L (2005-04-17)



      ./l <training-data.txt> <width> <message>

      Where <training-data.txt> is the sample data used to generate
      noise, <width> is the text width in characters, and the
      remaining arguments are the message to be encoded.

      Training data should contain enough words of varying length.
      Poor training data will produce more noisy output, or infinite
      loops in the worse case.


      ./l <encoded-data.txt> [width]

      Where <encoded-data.txt> is the text containing the hidden
      message, and [width] is the text width (80 if not specified).
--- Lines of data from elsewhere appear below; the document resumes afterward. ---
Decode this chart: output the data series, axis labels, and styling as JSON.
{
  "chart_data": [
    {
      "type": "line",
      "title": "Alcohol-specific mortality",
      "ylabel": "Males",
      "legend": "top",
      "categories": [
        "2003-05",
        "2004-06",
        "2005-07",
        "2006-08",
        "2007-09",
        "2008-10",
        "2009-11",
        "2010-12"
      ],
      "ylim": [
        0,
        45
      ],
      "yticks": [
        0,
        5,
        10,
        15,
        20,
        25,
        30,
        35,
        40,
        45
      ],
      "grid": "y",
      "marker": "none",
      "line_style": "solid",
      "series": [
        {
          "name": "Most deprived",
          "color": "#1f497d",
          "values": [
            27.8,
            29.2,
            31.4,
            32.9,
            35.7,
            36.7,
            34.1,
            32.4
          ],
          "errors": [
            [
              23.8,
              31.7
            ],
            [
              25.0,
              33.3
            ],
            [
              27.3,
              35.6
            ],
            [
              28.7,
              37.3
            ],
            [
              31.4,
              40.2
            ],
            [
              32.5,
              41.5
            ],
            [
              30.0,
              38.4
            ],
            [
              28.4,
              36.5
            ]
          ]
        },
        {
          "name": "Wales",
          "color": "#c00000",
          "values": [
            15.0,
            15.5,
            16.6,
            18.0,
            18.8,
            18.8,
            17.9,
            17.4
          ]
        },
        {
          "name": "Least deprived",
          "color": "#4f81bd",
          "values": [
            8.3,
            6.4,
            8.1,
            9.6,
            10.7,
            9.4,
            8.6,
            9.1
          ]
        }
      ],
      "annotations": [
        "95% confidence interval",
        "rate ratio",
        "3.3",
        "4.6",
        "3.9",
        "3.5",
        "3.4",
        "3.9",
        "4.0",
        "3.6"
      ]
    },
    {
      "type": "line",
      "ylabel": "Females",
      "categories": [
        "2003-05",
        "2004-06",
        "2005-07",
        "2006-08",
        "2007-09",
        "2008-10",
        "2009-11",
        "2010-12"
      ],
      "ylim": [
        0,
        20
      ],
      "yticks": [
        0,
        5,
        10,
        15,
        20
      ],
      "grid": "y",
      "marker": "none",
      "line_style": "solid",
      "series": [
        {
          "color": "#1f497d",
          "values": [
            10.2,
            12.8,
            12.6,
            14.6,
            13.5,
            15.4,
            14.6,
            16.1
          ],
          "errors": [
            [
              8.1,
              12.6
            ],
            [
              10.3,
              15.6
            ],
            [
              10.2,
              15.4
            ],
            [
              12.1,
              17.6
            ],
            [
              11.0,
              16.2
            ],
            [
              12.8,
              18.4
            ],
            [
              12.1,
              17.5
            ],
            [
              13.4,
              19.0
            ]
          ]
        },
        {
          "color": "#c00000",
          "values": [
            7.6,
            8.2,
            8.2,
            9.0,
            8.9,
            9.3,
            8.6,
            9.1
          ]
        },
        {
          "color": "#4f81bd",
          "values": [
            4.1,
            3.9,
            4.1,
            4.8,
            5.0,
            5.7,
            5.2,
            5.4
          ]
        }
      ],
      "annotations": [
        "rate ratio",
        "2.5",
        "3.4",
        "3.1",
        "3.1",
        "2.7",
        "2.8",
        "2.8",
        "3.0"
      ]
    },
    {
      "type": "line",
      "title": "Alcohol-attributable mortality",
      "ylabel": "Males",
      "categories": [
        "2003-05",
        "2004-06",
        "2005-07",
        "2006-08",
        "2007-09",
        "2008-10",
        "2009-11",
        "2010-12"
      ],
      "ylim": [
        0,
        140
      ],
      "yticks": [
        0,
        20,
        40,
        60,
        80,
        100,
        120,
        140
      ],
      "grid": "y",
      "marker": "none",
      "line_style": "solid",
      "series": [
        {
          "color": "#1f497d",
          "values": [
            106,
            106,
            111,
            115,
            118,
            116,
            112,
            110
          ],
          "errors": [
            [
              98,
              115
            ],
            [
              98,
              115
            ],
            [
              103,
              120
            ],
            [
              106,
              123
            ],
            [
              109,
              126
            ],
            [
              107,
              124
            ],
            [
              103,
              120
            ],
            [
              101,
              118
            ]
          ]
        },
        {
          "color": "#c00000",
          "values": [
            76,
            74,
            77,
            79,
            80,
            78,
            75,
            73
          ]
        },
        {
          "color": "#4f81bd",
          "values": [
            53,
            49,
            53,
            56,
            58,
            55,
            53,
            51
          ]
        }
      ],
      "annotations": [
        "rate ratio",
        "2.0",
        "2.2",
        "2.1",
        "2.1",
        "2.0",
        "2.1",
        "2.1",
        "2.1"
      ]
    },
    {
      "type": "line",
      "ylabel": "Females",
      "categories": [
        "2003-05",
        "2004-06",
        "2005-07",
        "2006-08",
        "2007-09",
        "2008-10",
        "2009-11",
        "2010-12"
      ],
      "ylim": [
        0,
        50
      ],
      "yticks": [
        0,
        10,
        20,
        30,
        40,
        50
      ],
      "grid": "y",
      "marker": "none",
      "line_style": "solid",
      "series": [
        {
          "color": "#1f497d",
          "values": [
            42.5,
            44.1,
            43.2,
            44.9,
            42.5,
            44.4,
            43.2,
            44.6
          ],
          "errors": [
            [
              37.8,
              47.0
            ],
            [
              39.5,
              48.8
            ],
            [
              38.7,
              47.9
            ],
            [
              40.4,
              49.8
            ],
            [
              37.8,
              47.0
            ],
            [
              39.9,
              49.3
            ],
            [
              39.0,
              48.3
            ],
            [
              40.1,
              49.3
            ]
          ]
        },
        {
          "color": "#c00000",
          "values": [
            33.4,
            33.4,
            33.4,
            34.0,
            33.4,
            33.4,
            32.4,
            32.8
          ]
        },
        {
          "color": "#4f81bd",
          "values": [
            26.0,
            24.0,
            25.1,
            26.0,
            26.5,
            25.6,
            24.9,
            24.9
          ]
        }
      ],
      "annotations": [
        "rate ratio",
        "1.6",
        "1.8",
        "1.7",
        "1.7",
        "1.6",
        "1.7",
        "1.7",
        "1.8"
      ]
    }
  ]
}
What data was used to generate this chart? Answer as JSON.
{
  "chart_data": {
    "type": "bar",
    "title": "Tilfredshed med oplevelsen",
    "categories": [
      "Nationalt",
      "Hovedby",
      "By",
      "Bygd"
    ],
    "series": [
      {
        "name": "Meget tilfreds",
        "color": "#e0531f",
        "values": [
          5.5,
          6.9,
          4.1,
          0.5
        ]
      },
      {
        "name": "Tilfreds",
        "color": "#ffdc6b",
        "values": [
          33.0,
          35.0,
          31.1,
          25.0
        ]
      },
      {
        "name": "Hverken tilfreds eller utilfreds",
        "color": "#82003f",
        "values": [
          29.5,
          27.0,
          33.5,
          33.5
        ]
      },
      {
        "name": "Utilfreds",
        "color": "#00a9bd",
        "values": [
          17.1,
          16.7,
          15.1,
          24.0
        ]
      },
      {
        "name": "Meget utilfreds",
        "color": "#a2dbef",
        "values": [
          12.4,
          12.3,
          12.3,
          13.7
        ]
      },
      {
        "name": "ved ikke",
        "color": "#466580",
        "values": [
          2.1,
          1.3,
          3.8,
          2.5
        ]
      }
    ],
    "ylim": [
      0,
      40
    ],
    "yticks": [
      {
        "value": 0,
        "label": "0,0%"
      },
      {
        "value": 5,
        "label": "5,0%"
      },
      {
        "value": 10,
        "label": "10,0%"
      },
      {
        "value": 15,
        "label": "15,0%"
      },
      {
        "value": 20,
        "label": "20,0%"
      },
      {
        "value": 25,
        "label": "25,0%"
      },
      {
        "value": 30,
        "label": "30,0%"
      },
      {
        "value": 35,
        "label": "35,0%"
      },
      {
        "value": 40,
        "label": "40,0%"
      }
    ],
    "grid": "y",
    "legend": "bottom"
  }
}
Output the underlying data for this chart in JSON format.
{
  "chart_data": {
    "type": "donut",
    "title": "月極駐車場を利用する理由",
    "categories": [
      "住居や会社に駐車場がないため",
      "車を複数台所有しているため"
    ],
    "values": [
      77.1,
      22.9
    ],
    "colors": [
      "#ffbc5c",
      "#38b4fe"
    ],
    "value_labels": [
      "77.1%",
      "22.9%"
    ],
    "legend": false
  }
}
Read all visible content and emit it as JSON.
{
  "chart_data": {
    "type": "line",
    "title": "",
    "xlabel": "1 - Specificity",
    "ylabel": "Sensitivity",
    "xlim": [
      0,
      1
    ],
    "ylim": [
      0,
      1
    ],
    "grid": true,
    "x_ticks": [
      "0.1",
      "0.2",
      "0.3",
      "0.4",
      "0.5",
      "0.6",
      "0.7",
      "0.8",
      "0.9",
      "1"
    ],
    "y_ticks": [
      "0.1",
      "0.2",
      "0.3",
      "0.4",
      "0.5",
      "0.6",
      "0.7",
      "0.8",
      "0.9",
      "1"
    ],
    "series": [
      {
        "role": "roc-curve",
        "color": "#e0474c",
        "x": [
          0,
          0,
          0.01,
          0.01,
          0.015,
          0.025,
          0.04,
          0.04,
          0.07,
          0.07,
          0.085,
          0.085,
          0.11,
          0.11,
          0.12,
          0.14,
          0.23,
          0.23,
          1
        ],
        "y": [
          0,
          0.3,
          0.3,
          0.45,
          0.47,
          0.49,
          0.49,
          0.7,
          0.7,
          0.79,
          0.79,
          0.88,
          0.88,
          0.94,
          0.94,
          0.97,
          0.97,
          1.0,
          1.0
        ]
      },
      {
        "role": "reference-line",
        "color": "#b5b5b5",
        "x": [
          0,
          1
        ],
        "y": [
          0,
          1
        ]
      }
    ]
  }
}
      [width] should be same number used for encoding.  To prevent
      line wrapping on some terminals, the actual width used is one
      character less.

Known issues

   - Some input causes infinite loop.
   - Assume sizeof(char*) <= size(int).
   - ASCII dependent.


   L is a tool for message hiding, or steganography.  For example,
   examine the text below:

      apples not portable and absolute is a eat other actions
      reading consists of only you show some areas of source thru
      gods enough time for questions only death with a optional
      we are included

   ... which doesn't seem to make much sense, but if the above text
   were formatted to wrap around in 40 columns:

      apples not portable and absolute is a
      eat other actions reading consists of
      only you show some areas of source thru
      gods enough time for questions only
      death with a optional we are included

   Here the hidden message is visible in the first column, from bottom
   to top:

      "death gods only eat apples"

   To encode the above, you would do something like:

      ./l data.txt 40 death gods only eat apples > enc.txt

   Then maybe set the line width to something else:

      ./l enc.txt 60 > enc2.txt

   To decode, run the output file through L again with the width used
   to encode the text:

      ./l enc2.txt 40

   So the first word in each column is the signal, the rest is all
   noise.  To make a better forest to hide the tree, the noises are
   generated such that they resemble natural language.  How it works:

      1. Start a line with a word from the message to be encoded.
      2. Select the next word that is likely to follow the previous
         word (from the training data).
      3. Repeat step 2 until right margin is reached, defined to be
         the column for which adding the next word in message would
         cause line wrapping to occur.
      4. Repeat steps 1-3 until all words in message have been

   Selecting words in step 2 is a tricky business... one metric to
   consider is the "naturalness" of the sentences, because by making
   more sense, the sentences would appear to be less conspicuous, and
   the hidden message becomes less obvious.  The other approach is to
   have them made no sense at all, and let L select words randomly.
   The final implementation is a decent balance between time/space and
   output quality.

   Also, depending on the training text, L could reach a state where
   there are no words of proper length to fill the line up to the
   margin and not go over the limit.  If there is not enough variety
   in word lengths, L could either take a long time or loop forever.
   This shouldn't be an issue most of the time...

   For training data, guidelines.txt from this contest is an usable
   file.  Packaged info file is in fact generated using "cat
   guidelines.txt rules.txt", since I am sure that those files can be
   legally distributed.  Though L really would have preferred a larger
   data set.  Text files from digital libraries like Project Gutenberg
   would be very good, especially since you can tune the noise to a
   particular writing style.

   Most files would do, really.  Including the source file or the
   binary executable.  In fact, there are probably less chances of
   infinite loop with these files, though your message usually becomes
   very obvious in those cases.  You can also try mixing languages,
   for example:

      sum sous on ne veut n raison se sous le coeur
      ergo un peu dieu est une roseau ne se raisons
      cogito point en nous pensons veiller n mais se le

   ... latin hidden inside french looking noise, how about that?  ^_^;

   Inspired by the scheme used in Page.8 of Death Note.  The source is
   meant to resemble the character L from the series.  Originally used
   with Japanese, but this program only supports English-like
   languages where words are separated by whitespaces, and composed of
   ASCII characters mostly in the A to Z range.